Il avait maille, depuis un certain temps, avec le Syndicat des Surveillants de prison qui l’accuse de se livrer à une politique de chasse aux sorcières. La cause… Depuis quelques jours, la rumeur sur un malentendu entre le syndicat des travailleurs des prisons et leur chef hiérarchique, le directeur National de l’Administration Pénitentiaire et de l’Education surveillée, Mamadou Baba Traoré, courait. Cette crise serait relative à la prise par le directeur de mesures qualifiées d’injustes contre un certain nombre d’agents suite à une obscure affaire d’évasion de détenus. Cette affaire a pris des proportions telles que le syndicat des travailleurs de prisons a cru bon solliciter les bons offices du ministre de la Justice, Garde des Sceaux, Me Fanta Sylla. Laquelle d’ailleurs vient, par une décision prise au dernier Conseil des ministres, de remplacer purement et simplement le directeur Traoré par le Magistrat Yaya Togola.
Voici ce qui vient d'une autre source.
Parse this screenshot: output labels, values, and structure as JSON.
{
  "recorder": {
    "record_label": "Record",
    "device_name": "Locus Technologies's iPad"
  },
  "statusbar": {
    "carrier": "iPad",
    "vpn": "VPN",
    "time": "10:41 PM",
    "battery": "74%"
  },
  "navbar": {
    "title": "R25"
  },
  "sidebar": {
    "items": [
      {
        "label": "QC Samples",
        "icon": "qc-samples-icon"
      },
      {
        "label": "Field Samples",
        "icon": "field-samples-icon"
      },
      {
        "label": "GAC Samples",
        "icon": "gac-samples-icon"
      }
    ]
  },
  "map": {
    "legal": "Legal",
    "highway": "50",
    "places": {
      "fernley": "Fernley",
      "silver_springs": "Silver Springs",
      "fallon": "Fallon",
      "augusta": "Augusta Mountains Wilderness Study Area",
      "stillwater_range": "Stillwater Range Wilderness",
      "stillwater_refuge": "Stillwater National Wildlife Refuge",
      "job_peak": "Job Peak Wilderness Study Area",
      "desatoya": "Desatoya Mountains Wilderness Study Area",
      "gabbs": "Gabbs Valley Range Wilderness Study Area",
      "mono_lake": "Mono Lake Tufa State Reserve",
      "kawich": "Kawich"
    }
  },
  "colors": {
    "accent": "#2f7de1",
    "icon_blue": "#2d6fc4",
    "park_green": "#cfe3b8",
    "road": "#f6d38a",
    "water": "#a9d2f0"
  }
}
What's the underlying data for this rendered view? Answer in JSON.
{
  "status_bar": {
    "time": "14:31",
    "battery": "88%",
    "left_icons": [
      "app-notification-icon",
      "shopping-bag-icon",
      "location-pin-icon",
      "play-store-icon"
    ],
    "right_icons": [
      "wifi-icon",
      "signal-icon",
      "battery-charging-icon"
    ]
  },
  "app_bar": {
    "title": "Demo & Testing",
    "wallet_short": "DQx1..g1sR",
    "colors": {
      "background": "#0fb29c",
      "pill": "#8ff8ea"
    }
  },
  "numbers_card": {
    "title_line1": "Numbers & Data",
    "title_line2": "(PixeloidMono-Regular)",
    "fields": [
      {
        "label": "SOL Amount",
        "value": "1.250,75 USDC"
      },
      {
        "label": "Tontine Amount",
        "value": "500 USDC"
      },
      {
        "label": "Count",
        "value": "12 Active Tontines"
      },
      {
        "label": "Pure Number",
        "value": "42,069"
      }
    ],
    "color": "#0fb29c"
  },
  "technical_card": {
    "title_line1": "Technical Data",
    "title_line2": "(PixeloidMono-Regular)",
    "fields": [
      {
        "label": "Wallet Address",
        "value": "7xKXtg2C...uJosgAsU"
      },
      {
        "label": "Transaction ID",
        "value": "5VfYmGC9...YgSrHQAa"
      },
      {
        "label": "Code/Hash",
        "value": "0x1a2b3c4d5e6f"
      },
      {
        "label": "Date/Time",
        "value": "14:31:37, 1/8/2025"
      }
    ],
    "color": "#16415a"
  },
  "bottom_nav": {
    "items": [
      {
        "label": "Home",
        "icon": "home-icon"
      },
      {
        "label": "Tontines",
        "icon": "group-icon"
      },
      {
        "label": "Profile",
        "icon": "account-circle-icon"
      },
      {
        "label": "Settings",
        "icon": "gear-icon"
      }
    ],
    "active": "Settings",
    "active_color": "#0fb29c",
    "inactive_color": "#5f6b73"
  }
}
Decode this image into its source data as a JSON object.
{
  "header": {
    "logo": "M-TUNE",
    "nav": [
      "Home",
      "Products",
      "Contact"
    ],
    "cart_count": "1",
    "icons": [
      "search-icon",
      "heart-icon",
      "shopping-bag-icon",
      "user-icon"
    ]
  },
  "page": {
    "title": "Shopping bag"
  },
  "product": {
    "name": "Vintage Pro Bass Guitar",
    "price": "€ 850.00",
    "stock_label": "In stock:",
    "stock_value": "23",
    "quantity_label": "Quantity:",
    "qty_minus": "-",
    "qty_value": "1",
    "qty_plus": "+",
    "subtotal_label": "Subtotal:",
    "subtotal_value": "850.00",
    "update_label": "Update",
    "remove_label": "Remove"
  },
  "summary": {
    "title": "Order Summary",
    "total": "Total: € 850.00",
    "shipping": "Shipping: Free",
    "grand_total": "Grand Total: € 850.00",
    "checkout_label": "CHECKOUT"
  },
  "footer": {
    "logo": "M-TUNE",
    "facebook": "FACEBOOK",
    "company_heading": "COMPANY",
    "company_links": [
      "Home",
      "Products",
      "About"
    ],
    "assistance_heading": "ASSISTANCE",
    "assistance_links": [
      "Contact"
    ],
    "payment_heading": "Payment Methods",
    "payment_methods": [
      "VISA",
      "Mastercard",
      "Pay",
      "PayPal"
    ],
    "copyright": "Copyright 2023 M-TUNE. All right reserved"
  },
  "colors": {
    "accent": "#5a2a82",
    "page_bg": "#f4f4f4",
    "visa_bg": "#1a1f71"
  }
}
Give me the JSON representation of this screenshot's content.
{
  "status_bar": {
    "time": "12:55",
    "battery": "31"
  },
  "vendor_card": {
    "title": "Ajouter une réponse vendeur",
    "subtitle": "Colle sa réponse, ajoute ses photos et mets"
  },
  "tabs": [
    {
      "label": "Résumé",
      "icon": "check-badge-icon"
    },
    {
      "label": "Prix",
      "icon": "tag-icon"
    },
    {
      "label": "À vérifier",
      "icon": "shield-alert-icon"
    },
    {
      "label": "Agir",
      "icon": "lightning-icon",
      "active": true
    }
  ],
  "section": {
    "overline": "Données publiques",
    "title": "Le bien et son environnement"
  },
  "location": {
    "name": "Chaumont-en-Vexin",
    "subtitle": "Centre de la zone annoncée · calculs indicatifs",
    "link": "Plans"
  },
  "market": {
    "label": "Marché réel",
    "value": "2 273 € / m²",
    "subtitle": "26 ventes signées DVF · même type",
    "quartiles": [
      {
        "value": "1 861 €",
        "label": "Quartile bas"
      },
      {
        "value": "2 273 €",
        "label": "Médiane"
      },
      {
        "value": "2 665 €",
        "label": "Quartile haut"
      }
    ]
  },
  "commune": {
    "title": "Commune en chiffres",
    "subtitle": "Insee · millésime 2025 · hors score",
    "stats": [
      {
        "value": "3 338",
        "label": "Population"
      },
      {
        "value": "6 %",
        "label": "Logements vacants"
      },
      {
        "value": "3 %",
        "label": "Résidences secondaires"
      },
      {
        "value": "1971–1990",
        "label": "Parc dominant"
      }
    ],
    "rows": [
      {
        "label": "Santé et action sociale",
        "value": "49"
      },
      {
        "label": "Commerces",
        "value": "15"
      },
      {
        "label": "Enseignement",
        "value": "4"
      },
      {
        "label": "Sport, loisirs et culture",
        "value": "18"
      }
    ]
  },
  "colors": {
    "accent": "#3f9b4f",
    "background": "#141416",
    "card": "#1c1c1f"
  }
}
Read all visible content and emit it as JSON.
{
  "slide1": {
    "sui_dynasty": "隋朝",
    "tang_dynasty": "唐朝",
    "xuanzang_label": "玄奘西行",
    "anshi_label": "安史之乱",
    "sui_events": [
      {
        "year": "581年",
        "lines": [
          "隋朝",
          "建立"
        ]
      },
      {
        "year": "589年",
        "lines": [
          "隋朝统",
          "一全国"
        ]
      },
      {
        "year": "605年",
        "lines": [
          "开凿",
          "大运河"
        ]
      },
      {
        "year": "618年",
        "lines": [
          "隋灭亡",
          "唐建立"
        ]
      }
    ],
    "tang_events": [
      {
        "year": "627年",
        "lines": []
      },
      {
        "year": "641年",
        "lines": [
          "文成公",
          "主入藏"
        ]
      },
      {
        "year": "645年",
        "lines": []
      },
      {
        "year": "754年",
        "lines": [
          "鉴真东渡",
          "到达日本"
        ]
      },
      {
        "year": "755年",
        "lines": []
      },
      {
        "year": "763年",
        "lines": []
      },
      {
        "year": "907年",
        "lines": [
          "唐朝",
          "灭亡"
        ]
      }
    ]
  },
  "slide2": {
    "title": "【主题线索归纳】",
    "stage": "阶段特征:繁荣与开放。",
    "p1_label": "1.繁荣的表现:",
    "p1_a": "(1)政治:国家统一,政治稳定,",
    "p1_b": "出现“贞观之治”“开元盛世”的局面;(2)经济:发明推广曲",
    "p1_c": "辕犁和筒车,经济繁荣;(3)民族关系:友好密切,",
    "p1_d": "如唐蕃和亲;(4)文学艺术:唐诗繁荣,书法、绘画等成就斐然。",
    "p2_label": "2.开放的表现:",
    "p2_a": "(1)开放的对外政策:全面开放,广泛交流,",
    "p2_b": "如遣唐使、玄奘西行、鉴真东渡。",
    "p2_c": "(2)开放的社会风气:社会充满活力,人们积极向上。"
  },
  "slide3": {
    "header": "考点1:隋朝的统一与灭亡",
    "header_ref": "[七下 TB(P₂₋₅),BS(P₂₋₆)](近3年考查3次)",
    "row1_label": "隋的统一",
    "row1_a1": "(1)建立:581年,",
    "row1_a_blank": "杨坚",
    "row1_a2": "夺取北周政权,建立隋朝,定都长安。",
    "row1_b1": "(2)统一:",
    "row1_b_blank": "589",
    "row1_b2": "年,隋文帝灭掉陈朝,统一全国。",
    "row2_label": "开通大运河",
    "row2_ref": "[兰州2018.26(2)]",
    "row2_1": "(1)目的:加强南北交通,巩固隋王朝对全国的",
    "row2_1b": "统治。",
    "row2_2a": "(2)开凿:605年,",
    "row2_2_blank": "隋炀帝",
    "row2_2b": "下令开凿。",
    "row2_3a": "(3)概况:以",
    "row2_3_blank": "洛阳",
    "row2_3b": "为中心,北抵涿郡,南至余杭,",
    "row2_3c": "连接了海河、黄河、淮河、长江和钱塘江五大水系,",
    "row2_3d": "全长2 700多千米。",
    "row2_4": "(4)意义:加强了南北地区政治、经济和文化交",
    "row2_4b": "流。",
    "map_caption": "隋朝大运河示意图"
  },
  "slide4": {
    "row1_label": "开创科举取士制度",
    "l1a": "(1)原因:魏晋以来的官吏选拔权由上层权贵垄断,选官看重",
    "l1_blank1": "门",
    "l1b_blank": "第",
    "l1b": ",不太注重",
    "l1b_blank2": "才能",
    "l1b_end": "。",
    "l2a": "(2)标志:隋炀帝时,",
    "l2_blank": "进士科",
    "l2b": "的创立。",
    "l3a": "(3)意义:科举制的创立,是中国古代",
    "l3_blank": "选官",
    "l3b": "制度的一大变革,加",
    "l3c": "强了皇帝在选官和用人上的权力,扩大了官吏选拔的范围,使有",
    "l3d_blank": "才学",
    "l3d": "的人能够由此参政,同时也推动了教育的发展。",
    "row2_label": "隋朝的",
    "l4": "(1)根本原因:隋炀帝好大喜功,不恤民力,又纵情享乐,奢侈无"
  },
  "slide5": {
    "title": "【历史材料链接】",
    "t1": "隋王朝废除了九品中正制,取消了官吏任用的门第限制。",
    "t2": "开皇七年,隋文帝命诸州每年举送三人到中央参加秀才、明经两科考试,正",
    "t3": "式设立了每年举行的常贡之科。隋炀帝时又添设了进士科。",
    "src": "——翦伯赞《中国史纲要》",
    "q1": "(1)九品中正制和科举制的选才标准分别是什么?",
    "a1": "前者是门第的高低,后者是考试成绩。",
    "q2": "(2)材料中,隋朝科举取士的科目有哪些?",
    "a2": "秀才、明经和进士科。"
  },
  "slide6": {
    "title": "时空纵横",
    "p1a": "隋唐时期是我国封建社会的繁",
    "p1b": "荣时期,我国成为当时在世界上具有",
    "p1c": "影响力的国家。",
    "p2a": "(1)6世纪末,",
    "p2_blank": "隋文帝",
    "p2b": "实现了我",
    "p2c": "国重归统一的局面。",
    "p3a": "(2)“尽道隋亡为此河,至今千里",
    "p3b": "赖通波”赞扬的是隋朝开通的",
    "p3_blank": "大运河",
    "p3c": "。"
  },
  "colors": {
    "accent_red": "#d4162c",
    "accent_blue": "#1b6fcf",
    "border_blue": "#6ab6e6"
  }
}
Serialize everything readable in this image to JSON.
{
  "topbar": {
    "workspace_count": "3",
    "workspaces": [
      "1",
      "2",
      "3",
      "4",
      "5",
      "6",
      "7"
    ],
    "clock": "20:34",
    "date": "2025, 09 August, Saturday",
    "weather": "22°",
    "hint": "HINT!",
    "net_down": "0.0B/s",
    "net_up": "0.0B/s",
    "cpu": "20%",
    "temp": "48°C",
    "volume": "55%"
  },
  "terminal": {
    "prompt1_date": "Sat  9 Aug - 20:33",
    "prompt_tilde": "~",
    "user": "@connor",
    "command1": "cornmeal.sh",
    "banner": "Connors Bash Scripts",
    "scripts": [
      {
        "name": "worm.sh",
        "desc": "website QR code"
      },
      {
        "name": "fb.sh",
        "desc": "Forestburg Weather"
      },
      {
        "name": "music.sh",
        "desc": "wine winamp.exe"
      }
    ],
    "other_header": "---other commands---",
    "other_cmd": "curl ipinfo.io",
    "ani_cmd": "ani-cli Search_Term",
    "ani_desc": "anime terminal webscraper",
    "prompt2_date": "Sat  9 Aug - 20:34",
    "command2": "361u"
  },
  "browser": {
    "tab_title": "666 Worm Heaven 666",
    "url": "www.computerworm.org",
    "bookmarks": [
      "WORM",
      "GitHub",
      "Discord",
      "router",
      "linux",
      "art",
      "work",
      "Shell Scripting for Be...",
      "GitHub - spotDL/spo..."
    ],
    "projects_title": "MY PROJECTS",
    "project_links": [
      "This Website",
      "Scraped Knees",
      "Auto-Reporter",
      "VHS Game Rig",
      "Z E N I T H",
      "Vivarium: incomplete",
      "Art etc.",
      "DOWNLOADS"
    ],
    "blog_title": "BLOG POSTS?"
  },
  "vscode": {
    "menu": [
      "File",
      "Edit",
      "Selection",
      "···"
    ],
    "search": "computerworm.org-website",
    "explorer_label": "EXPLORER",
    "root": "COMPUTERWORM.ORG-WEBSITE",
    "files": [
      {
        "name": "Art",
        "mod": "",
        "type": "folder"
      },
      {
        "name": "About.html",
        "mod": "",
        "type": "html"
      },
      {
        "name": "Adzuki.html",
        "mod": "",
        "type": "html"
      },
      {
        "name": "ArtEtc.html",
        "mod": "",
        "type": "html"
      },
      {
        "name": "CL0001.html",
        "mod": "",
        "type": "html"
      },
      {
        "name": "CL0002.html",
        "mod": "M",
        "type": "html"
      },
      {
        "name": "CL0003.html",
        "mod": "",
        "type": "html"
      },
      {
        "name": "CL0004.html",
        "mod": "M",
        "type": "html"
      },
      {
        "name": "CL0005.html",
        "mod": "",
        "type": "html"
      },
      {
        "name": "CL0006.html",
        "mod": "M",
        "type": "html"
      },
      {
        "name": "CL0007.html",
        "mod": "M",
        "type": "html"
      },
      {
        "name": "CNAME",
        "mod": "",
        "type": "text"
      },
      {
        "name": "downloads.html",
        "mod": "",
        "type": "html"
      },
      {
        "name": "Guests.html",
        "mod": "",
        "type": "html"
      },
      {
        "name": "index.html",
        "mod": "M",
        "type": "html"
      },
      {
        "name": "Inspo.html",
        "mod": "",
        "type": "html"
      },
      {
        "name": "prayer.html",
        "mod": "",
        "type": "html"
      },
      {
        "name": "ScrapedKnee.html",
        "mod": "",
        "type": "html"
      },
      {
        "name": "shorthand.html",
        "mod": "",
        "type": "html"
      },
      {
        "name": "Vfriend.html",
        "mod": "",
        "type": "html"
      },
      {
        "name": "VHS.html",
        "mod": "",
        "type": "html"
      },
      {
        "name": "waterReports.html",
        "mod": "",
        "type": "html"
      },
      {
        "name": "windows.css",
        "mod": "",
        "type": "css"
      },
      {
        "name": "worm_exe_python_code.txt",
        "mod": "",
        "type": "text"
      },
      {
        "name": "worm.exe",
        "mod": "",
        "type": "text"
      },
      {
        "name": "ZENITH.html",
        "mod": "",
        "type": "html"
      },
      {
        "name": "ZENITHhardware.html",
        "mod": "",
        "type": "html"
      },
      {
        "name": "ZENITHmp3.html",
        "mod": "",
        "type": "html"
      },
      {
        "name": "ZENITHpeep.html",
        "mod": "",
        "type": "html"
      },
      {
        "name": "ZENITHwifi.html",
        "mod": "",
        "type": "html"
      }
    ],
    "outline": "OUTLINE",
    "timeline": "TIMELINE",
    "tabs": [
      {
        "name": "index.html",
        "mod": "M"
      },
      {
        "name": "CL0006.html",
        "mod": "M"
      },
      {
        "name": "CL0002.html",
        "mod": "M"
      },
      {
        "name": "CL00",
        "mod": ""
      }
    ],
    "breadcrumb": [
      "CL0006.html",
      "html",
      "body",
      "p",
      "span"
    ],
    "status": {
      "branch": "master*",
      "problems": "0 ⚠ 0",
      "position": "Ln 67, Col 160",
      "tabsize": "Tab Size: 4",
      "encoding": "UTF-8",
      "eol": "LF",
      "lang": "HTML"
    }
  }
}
Joint au téléphone, un responsable du syndicat des gardiens de prison jubile. Pour lui, cette décision du ministre est une victoire de son syndicat qui a pendant longtemps mis en cause la « compétence » du directeur sortant à gérer ses services. Pour le syndicaliste, suite à des cas d’évasion de détenus, le directeur Traoré, au lieu de situer les vrais responsabilités, en a plutôt profité pour régler des comptes. Chose qui a vite pourri ses relations avec le syndicat des travailleurs. Un syndicat qui vient d’ailleurs, selon certaines informations reçues, de déposer un préavis de grève pour réclamer la mise en application des primes et indemnités de salaires de ses membres qui tardent.

03 mai 2006.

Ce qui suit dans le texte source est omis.